The aroma of a fresh brew, so pungent. Deliciousness fills the cup, drip by drip.
It's what gets the drowsiest of coffee drinkers going in the morning. And the routine can be as comforting as the taste.
At Brewed Awakenings, a popular chain of Rhode Island coffee houses, there are no empty cups, no shortage of customers lining up at four different locations.
But behind the percolating carafes, a practice of fuzzy math, that confused some customers.
NBC 10 I-Team Reporter Parker Gavigan: "They're rounding up to the nearest nickel?"Woman customer: "Up to the nearest nickel. Never down. This is the only business that I've come across that takes it from you without you even knowing about it."Gavigan: "So the customer does not even know this is happening?"Woman customer: "Does not know."
She likes their coffee and wants to continue going back to Brewed Awakenings, so NBC 10 has agreed to hide her identity.
But the customer did file a complaint with the Rhode Island Attorney General's consumer protection unit. Her claim was backed up by more than a dozen receipts the I-Team combed through. Whether you bought a large or medium cup of coffee, a small cappuccino, or a bag of espresso beans - it didn't matter. The bill was always rounded up to the next nickel at all four of the coffee house locations.
Here's an example -- a tab of $5.10 should cost the customer $5.51 after taxes. But the register rounded up to $5.55.
"So they're deceiving the customer, not giving full disclosure as to what they're doing with that money and I think the customer has every right to know where that extra money is going," said Johnson and Wales business professor Melanie St. Jean.
"Pennies are still a used currency in this country and until they're phased out, you should be charged to the exact penny and not round up to the nearest nickel," said Rhode Island Tax Administrator David Sullivan.
Gavigan: "The argument could be we're just talking about pennies here."St. Jean: "Pennies add up and if you add 100 transactions per day, times a couple of pennies, times a number of stores where it's happening, 365 days."
NBC 10 went to Brewed Awakenings owner David Levesque for answers.
"If it's skimming a nickel or a penny off somebody, that's not what we do. We have fair pricing.

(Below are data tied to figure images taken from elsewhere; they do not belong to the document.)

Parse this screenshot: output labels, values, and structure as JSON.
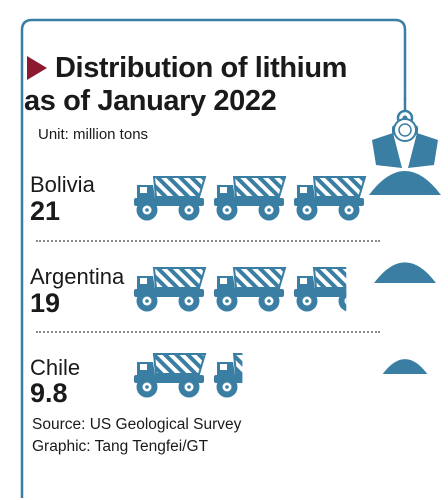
{
  "title_lines": [
    "Distribution of lithium",
    "as of January 2022"
  ],
  "unit": "Unit: million tons",
  "source": "Source: US Geological Survey",
  "credit": "Graphic: Tang Tengfei/GT",
  "colors": {
    "accent": "#8b1a2f",
    "truck": "#3a7fa3",
    "frame": "#3a7fa3",
    "text": "#1a1a1a"
  },
  "icons": [
    "play-triangle-icon",
    "truck-icon",
    "claw-crane-icon",
    "ore-pile-icon"
  ],
  "chart_data": {
    "type": "bar",
    "title": "Distribution of lithium as of January 2022",
    "unit": "million tons",
    "units_per_icon": 7,
    "categories": [
      "Bolivia",
      "Argentina",
      "Chile"
    ],
    "values": [
      21,
      19,
      9.8
    ],
    "value_labels": [
      "21",
      "19",
      "9.8"
    ],
    "source": "US Geological Survey"
  }
}
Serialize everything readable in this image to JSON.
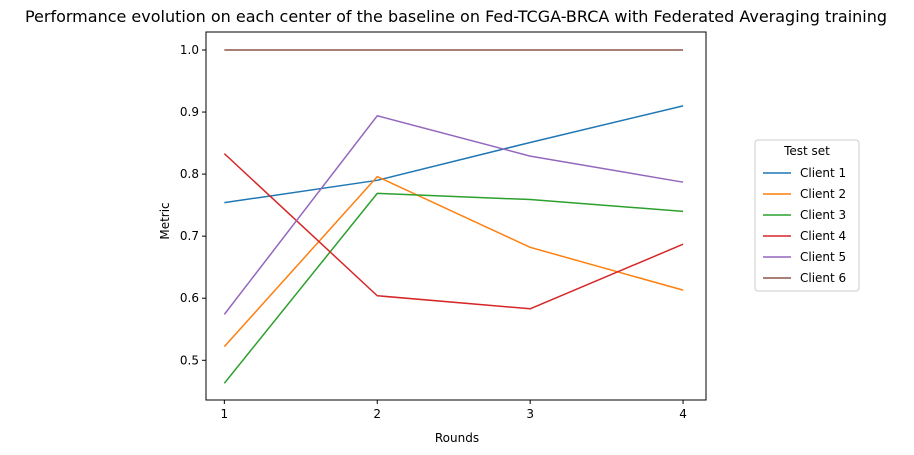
{
  "chart_data": {
    "type": "line",
    "title": "Performance evolution on each center of the baseline on Fed-TCGA-BRCA with Federated Averaging training",
    "xlabel": "Rounds",
    "ylabel": "Metric",
    "x": [
      1,
      2,
      3,
      4
    ],
    "xticks": [
      "1",
      "2",
      "3",
      "4"
    ],
    "yticks": [
      "0.5",
      "0.6",
      "0.7",
      "0.8",
      "0.9",
      "1.0"
    ],
    "xlim": [
      0.88,
      4.15
    ],
    "ylim": [
      0.436,
      1.029
    ],
    "grid": false,
    "legend": {
      "title": "Test set",
      "placement": "right outside"
    },
    "series": [
      {
        "name": "Client 1",
        "color": "#1f77b4",
        "values": [
          0.754,
          0.79,
          0.851,
          0.91
        ]
      },
      {
        "name": "Client 2",
        "color": "#ff7f0e",
        "values": [
          0.522,
          0.796,
          0.682,
          0.613
        ]
      },
      {
        "name": "Client 3",
        "color": "#2ca02c",
        "values": [
          0.463,
          0.769,
          0.759,
          0.74
        ]
      },
      {
        "name": "Client 4",
        "color": "#d62728",
        "values": [
          0.833,
          0.604,
          0.583,
          0.687
        ]
      },
      {
        "name": "Client 5",
        "color": "#9467bd",
        "values": [
          0.574,
          0.894,
          0.829,
          0.787
        ]
      },
      {
        "name": "Client 6",
        "color": "#8c564b",
        "values": [
          1.0,
          1.0,
          1.0,
          1.0
        ]
      }
    ]
  }
}
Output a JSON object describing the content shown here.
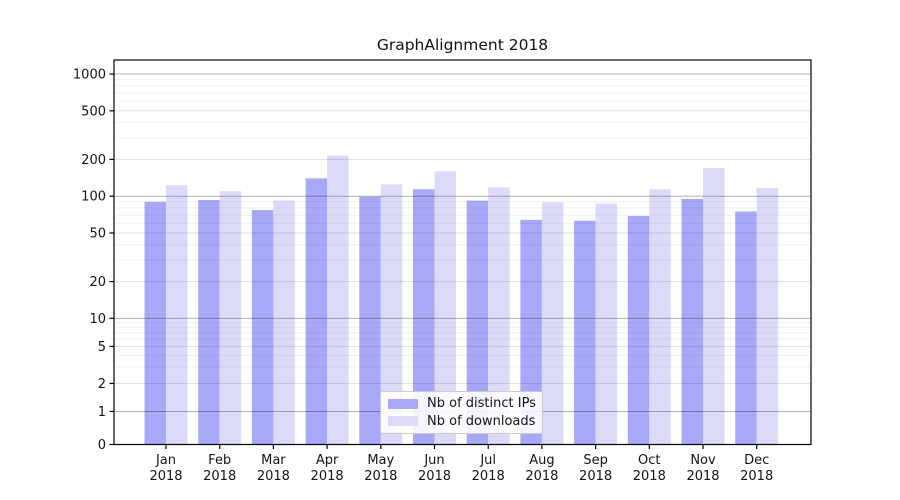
{
  "chart_data": {
    "type": "bar",
    "title": "GraphAlignment 2018",
    "categories": [
      "Jan 2018",
      "Feb 2018",
      "Mar 2018",
      "Apr 2018",
      "May 2018",
      "Jun 2018",
      "Jul 2018",
      "Aug 2018",
      "Sep 2018",
      "Oct 2018",
      "Nov 2018",
      "Dec 2018"
    ],
    "series": [
      {
        "name": "Nb of distinct IPs",
        "color": "#a8a8f8",
        "values": [
          90,
          93,
          77,
          140,
          99,
          114,
          92,
          64,
          63,
          69,
          95,
          75
        ]
      },
      {
        "name": "Nb of downloads",
        "color": "#dbdbf9",
        "values": [
          123,
          110,
          92,
          215,
          125,
          160,
          118,
          89,
          87,
          114,
          170,
          117
        ]
      }
    ],
    "y_axis": {
      "scale": "symlog",
      "tick_labels": [
        "0",
        "1",
        "2",
        "5",
        "10",
        "20",
        "50",
        "100",
        "200",
        "500",
        "1000"
      ],
      "ticks": [
        0,
        1,
        2,
        5,
        10,
        20,
        50,
        100,
        200,
        500,
        1000
      ],
      "range": [
        0,
        1300
      ]
    },
    "x_axis": {
      "label_lines": 2
    },
    "legend": {
      "position": "lower center",
      "entries": [
        "Nb of distinct IPs",
        "Nb of downloads"
      ]
    },
    "grid": {
      "horizontal": true,
      "minor": true
    }
  }
}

This was an honest mistake," said Levesque, who says he put a rounding policy in place some 10 years ago to avoid the hassle of using pennies.

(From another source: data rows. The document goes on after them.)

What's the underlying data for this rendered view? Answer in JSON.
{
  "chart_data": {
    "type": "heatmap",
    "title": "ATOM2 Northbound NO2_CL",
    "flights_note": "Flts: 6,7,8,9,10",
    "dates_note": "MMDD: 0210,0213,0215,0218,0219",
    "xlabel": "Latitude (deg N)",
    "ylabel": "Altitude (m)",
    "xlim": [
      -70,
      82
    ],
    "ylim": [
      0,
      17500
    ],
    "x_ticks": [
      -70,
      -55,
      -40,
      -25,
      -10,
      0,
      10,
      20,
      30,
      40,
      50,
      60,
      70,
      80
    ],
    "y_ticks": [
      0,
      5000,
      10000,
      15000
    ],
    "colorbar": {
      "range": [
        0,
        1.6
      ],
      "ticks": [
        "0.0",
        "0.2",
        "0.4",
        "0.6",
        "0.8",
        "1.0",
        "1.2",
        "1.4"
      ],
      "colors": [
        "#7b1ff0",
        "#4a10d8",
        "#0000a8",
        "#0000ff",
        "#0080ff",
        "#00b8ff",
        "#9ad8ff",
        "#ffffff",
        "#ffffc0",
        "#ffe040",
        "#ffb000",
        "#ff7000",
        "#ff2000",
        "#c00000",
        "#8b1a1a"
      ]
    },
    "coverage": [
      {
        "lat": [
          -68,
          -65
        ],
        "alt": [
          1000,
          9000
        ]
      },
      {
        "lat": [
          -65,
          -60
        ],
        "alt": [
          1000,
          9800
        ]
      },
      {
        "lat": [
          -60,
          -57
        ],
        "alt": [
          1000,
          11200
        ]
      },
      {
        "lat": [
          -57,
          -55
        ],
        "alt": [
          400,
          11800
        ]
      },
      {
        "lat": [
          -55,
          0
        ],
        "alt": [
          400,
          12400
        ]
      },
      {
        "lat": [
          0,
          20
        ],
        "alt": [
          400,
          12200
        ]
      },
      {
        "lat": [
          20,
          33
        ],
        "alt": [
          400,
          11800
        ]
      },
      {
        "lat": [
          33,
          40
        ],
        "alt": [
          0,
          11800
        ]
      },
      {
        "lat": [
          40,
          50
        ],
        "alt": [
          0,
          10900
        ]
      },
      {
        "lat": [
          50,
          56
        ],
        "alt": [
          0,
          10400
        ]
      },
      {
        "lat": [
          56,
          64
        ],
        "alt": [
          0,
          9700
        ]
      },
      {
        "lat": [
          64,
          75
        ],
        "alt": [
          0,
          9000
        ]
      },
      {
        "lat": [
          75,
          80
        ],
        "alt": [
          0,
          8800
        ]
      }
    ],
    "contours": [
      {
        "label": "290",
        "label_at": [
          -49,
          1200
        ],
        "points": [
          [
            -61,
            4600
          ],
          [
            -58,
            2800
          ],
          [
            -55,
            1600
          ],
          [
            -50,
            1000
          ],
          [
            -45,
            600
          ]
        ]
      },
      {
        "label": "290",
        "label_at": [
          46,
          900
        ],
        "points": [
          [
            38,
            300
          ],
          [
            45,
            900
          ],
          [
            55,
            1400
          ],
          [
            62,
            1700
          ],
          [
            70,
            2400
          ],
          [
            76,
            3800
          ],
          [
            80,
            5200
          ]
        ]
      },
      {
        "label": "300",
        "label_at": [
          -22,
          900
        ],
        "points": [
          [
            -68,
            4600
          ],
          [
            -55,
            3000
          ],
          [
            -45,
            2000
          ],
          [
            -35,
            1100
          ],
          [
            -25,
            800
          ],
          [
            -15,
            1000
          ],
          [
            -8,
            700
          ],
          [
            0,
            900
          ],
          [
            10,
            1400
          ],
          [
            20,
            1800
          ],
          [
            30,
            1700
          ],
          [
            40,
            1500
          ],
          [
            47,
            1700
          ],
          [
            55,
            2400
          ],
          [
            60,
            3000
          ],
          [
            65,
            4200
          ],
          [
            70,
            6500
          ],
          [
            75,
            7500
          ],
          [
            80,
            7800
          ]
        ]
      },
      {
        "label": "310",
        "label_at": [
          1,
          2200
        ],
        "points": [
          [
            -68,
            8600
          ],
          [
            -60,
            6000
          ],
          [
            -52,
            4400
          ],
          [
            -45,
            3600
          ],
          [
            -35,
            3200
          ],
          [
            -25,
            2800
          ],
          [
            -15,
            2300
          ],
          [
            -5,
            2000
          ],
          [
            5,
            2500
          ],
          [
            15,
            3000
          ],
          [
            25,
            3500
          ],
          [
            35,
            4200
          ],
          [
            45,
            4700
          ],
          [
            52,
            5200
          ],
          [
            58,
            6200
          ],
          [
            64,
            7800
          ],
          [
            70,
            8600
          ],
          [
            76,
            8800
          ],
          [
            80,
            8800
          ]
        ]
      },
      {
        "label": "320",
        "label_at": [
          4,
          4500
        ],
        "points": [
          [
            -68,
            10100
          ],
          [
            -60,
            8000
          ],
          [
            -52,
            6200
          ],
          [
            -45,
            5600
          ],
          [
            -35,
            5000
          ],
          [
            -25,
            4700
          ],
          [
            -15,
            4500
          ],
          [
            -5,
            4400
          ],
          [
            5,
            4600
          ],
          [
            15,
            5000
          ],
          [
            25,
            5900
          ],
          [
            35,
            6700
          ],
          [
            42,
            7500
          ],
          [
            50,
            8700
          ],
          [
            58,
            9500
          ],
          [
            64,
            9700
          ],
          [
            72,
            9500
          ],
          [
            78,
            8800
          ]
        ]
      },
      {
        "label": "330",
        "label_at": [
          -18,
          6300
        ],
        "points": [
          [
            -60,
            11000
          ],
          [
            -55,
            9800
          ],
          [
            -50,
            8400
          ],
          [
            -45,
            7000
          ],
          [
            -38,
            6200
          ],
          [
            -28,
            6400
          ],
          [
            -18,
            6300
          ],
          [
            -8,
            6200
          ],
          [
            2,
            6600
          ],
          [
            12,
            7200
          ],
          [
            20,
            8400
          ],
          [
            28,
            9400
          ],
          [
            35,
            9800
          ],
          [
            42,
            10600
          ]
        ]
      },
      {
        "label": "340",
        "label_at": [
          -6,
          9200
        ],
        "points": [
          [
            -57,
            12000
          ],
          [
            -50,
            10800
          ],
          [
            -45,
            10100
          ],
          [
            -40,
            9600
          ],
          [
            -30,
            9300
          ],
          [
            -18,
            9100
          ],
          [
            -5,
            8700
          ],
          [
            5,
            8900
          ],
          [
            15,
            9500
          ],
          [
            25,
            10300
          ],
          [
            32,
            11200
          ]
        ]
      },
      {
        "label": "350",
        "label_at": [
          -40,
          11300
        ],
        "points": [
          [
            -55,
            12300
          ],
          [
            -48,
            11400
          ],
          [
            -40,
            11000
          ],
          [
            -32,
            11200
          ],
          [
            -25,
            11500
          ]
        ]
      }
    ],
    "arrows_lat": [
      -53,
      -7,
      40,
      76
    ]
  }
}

But he says the computer system was supposed to round conventionally, both up and down.
The switch to rounding only up, he says, likely happened during a computer upgrade in January of 2012, but he couldn't say for certain.
Hours after the I-Team called him, Levesque quickly corrected his computers in all four stores. There is no more rounding up or down at Brewed Awakenings registers.

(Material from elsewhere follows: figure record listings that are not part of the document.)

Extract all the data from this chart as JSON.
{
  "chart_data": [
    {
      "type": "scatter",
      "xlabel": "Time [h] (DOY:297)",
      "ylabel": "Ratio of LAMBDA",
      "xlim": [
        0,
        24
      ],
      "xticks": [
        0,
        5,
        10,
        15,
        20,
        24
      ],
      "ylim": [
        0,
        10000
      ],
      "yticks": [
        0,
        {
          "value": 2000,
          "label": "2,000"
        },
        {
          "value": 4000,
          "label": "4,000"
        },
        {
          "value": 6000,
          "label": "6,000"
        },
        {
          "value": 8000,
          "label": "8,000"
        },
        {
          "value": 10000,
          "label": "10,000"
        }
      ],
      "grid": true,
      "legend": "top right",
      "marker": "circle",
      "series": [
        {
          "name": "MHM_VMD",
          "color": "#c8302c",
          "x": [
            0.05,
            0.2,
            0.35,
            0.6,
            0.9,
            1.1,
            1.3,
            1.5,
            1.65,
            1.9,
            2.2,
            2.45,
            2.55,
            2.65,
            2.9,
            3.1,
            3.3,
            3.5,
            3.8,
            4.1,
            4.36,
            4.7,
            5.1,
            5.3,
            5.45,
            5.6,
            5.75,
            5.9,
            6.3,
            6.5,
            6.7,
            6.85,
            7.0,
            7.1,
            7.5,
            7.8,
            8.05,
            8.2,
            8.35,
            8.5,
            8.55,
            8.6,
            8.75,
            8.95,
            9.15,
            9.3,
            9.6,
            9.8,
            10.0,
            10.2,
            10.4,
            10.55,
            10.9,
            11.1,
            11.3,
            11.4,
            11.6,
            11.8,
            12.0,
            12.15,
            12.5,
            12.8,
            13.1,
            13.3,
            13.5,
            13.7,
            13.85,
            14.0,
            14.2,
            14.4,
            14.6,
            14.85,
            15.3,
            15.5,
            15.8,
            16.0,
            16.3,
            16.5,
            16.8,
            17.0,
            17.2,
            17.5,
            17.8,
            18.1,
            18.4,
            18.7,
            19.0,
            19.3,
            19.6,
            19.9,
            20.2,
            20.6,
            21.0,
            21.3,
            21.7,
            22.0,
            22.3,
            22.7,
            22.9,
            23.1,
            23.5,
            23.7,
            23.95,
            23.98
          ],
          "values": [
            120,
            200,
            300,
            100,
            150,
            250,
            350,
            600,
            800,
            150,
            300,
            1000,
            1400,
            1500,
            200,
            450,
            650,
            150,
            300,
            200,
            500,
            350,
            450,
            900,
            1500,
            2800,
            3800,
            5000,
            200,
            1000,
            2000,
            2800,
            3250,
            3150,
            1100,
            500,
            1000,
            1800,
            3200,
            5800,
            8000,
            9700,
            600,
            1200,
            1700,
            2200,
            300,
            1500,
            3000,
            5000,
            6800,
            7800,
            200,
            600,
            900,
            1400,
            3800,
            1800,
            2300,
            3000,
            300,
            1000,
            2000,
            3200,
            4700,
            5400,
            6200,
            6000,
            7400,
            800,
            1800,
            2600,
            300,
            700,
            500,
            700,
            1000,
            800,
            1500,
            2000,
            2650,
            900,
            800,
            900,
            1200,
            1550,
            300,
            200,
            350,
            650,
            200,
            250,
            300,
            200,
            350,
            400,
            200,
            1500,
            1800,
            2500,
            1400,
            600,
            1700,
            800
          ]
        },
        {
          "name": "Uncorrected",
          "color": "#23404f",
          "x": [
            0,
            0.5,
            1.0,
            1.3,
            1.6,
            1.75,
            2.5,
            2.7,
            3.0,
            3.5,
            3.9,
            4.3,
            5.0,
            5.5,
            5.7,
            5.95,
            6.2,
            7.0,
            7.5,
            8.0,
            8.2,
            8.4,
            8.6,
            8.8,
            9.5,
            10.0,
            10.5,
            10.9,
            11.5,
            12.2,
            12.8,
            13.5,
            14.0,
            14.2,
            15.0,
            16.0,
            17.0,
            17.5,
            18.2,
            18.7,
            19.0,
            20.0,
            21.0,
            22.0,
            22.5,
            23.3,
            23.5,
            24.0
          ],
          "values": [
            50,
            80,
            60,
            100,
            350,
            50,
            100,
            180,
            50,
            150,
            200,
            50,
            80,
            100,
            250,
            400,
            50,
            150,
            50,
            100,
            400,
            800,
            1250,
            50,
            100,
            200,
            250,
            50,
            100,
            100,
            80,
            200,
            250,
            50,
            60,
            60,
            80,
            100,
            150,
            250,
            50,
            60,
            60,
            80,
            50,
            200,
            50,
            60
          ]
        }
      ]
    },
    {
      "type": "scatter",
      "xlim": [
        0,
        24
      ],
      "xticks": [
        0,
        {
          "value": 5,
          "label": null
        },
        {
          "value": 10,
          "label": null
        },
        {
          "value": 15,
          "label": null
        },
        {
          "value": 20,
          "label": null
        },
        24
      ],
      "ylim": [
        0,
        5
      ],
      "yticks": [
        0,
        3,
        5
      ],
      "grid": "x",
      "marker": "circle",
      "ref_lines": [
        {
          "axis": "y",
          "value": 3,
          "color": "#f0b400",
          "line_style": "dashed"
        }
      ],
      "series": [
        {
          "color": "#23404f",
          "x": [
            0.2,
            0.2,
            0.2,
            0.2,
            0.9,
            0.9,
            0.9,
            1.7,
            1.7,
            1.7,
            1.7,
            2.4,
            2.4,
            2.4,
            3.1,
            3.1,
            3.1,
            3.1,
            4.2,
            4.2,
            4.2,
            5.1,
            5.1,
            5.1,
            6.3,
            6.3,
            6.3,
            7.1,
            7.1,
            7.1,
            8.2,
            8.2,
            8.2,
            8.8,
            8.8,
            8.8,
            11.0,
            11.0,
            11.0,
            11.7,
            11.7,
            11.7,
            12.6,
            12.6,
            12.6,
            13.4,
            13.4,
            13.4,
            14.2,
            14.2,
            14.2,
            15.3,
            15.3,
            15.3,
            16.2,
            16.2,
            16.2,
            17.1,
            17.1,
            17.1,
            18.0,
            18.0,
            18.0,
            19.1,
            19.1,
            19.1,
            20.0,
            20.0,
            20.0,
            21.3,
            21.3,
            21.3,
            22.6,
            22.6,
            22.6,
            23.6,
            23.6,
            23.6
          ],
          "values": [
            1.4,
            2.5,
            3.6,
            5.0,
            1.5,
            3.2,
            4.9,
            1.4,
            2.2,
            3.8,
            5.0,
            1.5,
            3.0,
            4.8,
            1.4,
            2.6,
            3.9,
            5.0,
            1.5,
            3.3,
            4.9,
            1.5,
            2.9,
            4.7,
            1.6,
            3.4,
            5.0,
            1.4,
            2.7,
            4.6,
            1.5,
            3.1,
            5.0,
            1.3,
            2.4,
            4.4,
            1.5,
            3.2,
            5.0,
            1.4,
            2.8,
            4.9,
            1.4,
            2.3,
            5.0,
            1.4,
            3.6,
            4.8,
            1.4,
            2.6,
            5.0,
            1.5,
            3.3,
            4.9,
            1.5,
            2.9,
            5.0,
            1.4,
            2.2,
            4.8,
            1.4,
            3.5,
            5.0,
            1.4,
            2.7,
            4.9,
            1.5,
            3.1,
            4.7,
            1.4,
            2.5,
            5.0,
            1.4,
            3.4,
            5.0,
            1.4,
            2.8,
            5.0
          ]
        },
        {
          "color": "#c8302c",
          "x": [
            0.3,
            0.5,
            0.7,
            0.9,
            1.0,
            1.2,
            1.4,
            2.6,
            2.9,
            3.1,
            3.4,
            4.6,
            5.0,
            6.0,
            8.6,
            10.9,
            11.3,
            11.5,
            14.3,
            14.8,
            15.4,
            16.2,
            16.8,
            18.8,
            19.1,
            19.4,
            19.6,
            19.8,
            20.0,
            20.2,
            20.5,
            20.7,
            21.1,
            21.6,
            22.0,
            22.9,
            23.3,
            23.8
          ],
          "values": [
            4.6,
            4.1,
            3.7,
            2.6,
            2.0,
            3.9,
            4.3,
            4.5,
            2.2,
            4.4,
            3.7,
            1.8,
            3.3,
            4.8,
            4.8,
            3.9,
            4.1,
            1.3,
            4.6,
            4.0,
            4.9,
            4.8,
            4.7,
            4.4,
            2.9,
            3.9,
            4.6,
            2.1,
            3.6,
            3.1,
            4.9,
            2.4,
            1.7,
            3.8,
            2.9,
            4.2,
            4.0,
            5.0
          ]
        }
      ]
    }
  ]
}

Gavigan: "There are people that are going to find it hard to believe that you're the owner of this business and didn't know that this was happening.Levesque: "We do apologize. I take full blame for not seeing, not catching it, not paying attention to it."
The woman customer, who wanted to remain anonymous, filed her complaint on March 14, 2013, according to a copy of the complaint.
"This is a good lesson for everyone. You should always ask for your receipts and you should always check your receipt," she said.
Had Brewed Awakenings posted a sign, alerting customers that they were in fact rounding, there likely would have been no deception here.
The company is offering customers a 5 percent discount on all products May 6-7 as a way of apologizing.